Andy Brockbank

Personal information
- Full name: Andrew Brockbank
- Date of birth: 23 September 1961 (age 64)
- Place of birth: Millom, Cumbria, England
- Height: 5 ft 10 in (1.78 m)
- Position: Defender

Senior career*
- Years: Team / Apps / (Gls)
- 1979–1983: Blackpool / 36 / (1)
- 1984: Canberra City / 22 / (1)
- 1985-86: Runcorn
- 1986-1988: Barrow
- 1988: Sydney United / 1 / (0)
- 1989-1992: Bonnyrigg White Eagles / 24 / (0)
- 1993–1994: Blacktown City / 39 / (2)

= Andy Brockbank =

English footballer

Andrew Brockbank (born 23 September 1961) is an English retired footballer. He played at left back. He lives in Penrith, Australia, where he fits air-conditioning systems.

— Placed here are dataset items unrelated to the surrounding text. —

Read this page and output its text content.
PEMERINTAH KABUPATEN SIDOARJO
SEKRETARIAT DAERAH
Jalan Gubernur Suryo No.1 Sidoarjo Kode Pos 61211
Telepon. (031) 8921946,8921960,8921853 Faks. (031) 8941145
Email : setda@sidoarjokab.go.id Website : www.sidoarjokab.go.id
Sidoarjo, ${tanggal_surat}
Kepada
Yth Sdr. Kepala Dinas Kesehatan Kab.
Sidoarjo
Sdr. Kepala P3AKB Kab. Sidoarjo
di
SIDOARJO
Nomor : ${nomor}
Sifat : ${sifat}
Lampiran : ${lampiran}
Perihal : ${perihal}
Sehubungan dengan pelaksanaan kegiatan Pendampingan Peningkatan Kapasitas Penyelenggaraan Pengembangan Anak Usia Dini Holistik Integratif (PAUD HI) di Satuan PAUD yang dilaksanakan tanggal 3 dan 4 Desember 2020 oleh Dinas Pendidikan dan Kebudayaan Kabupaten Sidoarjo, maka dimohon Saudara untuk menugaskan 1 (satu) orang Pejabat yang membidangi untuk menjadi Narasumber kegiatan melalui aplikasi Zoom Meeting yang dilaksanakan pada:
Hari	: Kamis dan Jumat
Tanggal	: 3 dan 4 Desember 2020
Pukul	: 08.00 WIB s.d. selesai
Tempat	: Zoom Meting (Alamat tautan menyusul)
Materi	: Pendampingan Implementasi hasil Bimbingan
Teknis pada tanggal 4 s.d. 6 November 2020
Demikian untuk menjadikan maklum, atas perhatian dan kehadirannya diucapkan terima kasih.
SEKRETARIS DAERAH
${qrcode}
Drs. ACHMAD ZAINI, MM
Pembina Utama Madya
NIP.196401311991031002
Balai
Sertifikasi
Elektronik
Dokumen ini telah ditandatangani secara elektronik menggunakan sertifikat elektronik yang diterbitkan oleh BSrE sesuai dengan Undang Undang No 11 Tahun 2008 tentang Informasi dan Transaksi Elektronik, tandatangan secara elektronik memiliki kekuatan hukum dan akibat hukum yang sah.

In 1984, Andy went to Australia and played with Canberra City in the National Soccer League. He returned to England after one season in Australia, and played with Runcorn and Barrow, before returning to the Australian National Soccer League in 1988, briefly playing for Sydney United, then known as Sydney Croatia. He only made one appearance, which was in the Semi-Final win over Wollongong Wolves.

He joined Bonnyrigg White Eagles in 1989, then known as Avala, in the NSW Super League, and would go onto to win the Premiership and Championship with them in 1992.

In 1993, he joined Blacktown City, where he won the NSW Super League Premiership.